= Harvard "Pete" Palmer Jr. =

Harvard E. "Pete" Palmer Jr. is a prominent national authority on promotion and operation of car donation programs for charitable causes. He is "arguably one of the individuals with the broadest knowledge of the far-flung vehicle donation industry." He is a spokesperson for the Vehicle Donation Coalition. His writing includes an op-ed piece in The San Francisco Examiner about how to choose a worthy cause for donating a car, citing California's State Registrar of Charitable Trusts as a source for checking the records of particular charities soliciting in that state.

== Lobbying actions on behalf of industry ==

In 1998, Palmer joined with other California car donation industry leaders to promote state legislation designed to bring about more transparent donation reporting. Five years later, the General Accounting Office interviewed Palmer regarding the federal regulatory legislation that became part of the Jobs Bill 2004. He was instrumental in forming an industry lobby about that bill. Though that lobby disbanded in 2005, Palmer has helped bring together a new, politically oriented coalition of charities, call centers, auctions, and others to address difficulties associated with the car donation aspects of the Jobs Bill. That work continues today. In 2003, Palmer's organization joined with the National Auto Dealers Association ("NADA"), a major vehicle-information resource, to form a partnership that simplified what was previously a difficult auto-donation process.

In 2009, Palmer and some charities lobbied against extension of the federal government's "Cash for Clunkers" program, which had hurt donations for charitable purposes. Palmer's work with nonprofit organizations has raised over $60 million with 800,000 donations for about 400 worthy causes in North America. Such charities include the Polly Klaas Foundation; the Red Cross and the National Kidney Foundation; and other organizations benefiting animals, the arts, children, education, the environment, family services, health, human rights, seniors, and faith-based activities.

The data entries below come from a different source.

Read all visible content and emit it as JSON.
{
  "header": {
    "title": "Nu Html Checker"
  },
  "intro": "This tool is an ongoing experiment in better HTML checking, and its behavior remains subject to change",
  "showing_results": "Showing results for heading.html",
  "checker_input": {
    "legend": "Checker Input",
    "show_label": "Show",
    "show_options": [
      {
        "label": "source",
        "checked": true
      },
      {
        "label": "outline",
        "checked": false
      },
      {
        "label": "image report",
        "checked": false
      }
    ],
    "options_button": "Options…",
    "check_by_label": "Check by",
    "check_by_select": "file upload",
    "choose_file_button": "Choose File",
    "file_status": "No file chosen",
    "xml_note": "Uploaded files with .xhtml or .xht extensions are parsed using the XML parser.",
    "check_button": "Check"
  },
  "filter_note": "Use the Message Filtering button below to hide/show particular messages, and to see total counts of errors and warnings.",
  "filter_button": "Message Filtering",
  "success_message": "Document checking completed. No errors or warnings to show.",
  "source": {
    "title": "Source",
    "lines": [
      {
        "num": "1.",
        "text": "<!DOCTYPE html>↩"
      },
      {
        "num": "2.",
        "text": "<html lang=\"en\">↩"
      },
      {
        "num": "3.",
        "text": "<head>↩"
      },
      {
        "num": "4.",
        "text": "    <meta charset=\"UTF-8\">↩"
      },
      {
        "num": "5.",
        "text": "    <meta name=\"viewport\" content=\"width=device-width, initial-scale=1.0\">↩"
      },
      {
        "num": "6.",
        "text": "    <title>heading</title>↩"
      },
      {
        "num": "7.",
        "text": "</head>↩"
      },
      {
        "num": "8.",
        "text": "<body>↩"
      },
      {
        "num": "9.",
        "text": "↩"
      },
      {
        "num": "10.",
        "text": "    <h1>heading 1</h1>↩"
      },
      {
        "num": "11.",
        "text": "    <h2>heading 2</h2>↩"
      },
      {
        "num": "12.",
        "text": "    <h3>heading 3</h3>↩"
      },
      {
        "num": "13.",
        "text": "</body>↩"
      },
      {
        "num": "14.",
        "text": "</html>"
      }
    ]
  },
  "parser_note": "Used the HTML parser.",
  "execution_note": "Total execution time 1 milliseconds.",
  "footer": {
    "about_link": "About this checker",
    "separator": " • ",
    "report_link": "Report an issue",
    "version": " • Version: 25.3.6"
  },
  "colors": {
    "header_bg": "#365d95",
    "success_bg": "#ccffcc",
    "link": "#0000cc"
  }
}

== Development of expertise ==

A San Francisco Bay Area advertising executive since the early 1970s, he had a client who went out of the furniture business and started the vehicle donation program for Volunteers of America. The client turned to Palmer to run some radio ads for that program. Eventually, Palmer and his client joined forces to try to help many other charities with car donation operations. While successfully pursuing more traditional business careers, Palmer and his partner noted the donation legislation when it first came out of Congress in 1986 and hoped they could find a way to use the new charity donation methodology and their accumulated skills to help important causes. In 1996, they began work with their first client, the Polly Klaas Foundation; today, Palmer gets eight to ten weekly inquiries from charities wanting his Vehicle Donation Processing Center, Inc., to operate one of these programs.

== Philosophy ==

Charities are not the only beneficiaries of car donation programs. "[Charity] is a part of everybody’s thinking, and certainly it is the big part of what we believe; but for most people . . . the primary motivator . . . [is] a one-time garbage-removal service," Palmer has said. Ninety-nine percent of cars donated to Palmer's Vehicle Donation Processing Center are older, dilapidated cars. Sixty percent of cars donated through the Center will no longer start. Because of his philosophy that he is helping donors as well as charities, Palmer's organization, unlike others, accepts the great majority of them, "no matter how crummy that car might be," and even if the amount generated per vehicle is small.

Others of the 10 or 12 large charitable vehicle processors in the country are choosier than Palmer is, accepting only vehicles that generate more profit, perhaps at a used car lot. Almost all Palmer's cars are sold at auction, and the average gross sales price is around $400. The charities pay nothing for the processing services and get 50 percent of the net sales price. They are happy to get half that small amount, as opposed to 100 percent of nothing, he says. Palmer believes that auctions allow for multiple bidders and transparency of transactions. No one is guaranteed to make money, but the charity is guaranteed not to lose any.

Palmer is a staunch believer in the positive environmental aspects of car donation programs. Many donated cars have been running inefficiently or steadily leaking fluids on the street or, worse, over bare ground. The processing center contracts for their removal on multi-car carriers, minimizing towing trips. Cars are taken to licensed facilities to be tested and improved in ways that lessen their environmental impact. If the car is unworthy of repair, the fluids are drained and recycled, as are all the metals. If the car does go back on the road, it is tuned up and given properly inflated tires, and then recycled to someone who, perhaps, could not afford a new car.

== How vehicle donation processors operate ==

Car-donation service providers like Palmer's simplify charitable vehicle contributions by providing "one-stop shopping for giving away those worn wheels." Many such organizations operate online and by toll-free telephone. They take care of nationwide soliciting and advertising, picking up the vehicle and minor reconditioning, DMV title paperwork, auctioning donated cars, accounting, designation of a donatee charity, and payment to the charity. The charity gets cash, while the donor takes a tax deduction for the donation. (Under current rules, donors can deduct up to $500 from their federal taxes without proof of value.) Vehicles accepted include cars, trucks, boats, vans, RVs, trailers, motorcycles, and even airplanes and real estate.